First we create a new subnet in the Flow Transit VPC and call it “overlay-external-subnet-nonat”. Navigate to “Network and Security”, select “Virtual Private Clouds” and click on the “transit-vpc”.

Go to the “Subnets” tab and select “Create Subnet”. Give it a name, like “overlay-external-subnet-nonat” and for IP address management, add any CIDR range which isn’t used elsewhere in your organization. This CIDR range will be used internally in NC2 but will not be routable or visible outside the cluster.

The “transit-vpc” will now have two subnets, like the below. The “overlay-external-subnet-nat” CIDR range will depend on the AWS native subnet NC2 has been deployed into.

Next, create a new VPC, called “VPC B” in this example and for external connectivity use the newly created “overlay-external-subnet-nonat”. Note that “NAT-ed” is set to “No”.

We also create a new subnet in that VPC so VMs have something to connect to. In this case we use a CIDR range of “10.30.0.0/24”.

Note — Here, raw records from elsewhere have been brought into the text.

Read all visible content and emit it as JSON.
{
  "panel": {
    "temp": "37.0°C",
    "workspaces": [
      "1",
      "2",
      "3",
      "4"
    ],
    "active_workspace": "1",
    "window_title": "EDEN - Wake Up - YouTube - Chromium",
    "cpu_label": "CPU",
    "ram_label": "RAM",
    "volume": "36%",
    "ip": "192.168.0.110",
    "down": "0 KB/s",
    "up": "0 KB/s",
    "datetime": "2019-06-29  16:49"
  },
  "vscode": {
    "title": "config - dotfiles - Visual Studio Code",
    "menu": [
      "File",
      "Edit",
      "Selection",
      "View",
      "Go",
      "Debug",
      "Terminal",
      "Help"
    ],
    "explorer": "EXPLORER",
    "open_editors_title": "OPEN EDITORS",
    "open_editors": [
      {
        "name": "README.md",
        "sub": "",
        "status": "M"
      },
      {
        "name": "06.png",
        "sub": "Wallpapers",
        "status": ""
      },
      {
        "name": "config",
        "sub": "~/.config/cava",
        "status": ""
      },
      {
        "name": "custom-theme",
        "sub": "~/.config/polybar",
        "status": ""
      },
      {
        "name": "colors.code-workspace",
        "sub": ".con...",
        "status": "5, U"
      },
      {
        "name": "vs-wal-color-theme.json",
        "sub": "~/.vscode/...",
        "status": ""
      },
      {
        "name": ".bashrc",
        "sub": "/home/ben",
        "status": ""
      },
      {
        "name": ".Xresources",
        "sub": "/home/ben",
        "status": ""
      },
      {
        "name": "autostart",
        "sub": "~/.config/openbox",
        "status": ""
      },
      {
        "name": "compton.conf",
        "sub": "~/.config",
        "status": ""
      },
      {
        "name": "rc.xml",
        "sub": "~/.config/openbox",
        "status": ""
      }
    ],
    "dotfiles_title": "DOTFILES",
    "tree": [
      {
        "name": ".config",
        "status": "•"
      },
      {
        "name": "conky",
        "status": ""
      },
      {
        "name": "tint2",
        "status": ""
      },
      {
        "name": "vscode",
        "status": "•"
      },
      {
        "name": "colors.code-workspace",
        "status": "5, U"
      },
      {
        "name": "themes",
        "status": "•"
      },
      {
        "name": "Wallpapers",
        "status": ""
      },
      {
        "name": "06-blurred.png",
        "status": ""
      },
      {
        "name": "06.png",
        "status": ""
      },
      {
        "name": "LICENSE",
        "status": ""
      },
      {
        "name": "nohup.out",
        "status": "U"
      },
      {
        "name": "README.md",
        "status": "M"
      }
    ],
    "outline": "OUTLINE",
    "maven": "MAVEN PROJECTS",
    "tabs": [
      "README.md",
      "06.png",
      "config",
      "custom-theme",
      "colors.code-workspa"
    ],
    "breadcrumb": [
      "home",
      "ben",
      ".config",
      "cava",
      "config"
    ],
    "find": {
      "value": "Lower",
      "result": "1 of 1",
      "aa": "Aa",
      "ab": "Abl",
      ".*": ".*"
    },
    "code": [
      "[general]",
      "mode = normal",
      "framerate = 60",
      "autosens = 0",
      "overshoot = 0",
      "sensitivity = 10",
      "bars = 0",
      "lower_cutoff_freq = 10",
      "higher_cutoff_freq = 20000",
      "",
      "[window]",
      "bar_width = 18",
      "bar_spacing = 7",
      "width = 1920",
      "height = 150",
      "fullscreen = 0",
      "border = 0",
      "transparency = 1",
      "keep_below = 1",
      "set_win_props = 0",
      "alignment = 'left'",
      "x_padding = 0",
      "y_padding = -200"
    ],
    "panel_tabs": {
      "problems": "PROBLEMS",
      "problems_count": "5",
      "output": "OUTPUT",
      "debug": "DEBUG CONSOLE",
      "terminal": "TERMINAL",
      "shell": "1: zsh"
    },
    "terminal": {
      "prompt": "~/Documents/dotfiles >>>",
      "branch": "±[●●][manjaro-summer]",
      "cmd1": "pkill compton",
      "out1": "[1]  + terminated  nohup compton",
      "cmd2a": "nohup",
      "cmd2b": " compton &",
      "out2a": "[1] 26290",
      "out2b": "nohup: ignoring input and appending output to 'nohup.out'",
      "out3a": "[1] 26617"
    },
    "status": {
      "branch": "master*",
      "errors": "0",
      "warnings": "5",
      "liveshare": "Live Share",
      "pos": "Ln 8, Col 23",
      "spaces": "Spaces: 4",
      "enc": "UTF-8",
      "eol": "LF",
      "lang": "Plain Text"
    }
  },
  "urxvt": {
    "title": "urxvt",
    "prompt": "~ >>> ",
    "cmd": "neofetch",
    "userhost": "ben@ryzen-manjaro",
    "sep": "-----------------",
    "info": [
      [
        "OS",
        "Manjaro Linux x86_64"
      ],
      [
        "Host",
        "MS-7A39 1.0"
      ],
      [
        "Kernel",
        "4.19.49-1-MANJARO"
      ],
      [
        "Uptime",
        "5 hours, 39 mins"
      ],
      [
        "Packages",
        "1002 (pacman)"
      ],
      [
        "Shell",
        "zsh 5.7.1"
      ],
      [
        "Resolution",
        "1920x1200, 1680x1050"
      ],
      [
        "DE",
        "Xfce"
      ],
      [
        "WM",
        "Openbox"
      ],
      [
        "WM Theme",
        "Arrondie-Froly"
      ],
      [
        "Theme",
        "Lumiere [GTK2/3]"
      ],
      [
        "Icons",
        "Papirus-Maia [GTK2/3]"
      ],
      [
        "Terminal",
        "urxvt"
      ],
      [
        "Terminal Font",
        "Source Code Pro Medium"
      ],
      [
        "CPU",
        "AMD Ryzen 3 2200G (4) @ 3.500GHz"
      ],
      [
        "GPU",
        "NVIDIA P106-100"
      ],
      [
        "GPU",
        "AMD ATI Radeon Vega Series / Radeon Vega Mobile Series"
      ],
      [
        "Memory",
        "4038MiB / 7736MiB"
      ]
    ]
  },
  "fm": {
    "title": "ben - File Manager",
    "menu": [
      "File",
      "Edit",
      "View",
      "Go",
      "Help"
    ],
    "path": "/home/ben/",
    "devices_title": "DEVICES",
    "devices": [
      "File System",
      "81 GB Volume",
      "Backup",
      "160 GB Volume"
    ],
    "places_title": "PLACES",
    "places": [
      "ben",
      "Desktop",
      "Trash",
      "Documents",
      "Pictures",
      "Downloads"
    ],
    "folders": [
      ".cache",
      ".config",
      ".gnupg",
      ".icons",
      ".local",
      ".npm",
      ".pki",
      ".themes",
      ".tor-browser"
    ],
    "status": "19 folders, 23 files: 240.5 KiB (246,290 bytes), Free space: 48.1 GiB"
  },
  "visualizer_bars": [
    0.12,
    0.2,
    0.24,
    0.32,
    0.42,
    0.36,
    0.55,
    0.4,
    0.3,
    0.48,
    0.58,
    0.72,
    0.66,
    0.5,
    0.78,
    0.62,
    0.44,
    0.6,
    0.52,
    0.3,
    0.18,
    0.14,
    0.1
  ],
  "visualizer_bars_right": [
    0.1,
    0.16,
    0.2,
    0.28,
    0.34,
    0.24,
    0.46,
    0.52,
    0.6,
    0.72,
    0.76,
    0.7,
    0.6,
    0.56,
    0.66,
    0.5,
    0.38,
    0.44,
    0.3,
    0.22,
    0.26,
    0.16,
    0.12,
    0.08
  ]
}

Finally, the most important point is to add the CIDR range of the newly created subnet to both the Flow Transit VPC and to VPC B as an ERP or Externally Routable Prefix.

Select “VPC B” and click “Update” to add “10.30.0.0/24” as the ERP

Next, do the same to the “transit-vpc”

That is all we need to do on the configuration side. Congratulations!

Verify that the new No-NAT network shows up in the native AWS route table

In the AWS console, go to the default route table of the VPC which NC2 is deployed into and verify that the “10.30.0.0/24” network has been automatically added to the route table. It will be pointing to the ENI (Elastic Network Interface) of the currently active NC2 bare-metal node.

Verifying No-NAT routing and connectivity

For testing purposes, deploy a VM in NC2 and attach it to the newly created No-NAT network. In this case the VM received an IP of “10.30.0.20”.

Next we add a static route to 10.30.0.0/24 in the TGW route table, marked as step 1 in the diagram below.

In the AWS console, navigate to “Transit Gateway route tables”, select the route table for the TGW used to provide connectivity between the two AWS native VPCs and add a static route for “10.30.0.0/24” pointing to the VPC attachment for the VPC holding the NC2 cluster.

Finally, we add a static route for “10.30.0.0/24” to the route table of the native AWS VPC with CIDR “10.70.0.0/16” to enable the EC2 instances there to communicate with the test VM running on NC2. The route here will be pointing to the TGW attachment since the TGW will be handling the communication between the NC2 cluster VMs and the attached AWS native VPC.

This concludes the routing configuration. As the final step we can verify connectivity by connecting from the AWS native Windows EC2 instance to the Ubuntu test VM on NC2 on AWS (with IP 10.30.0.20″) using SSH.

As shown in the screenshot, there is no problem to access the NC2 VM from an AWS EC2 instance, despite the NC2 VM being attached to a Flow overlay network which doesn’t exist outside NC2. The No-NAT configuration makes connectivity from the outside world possible.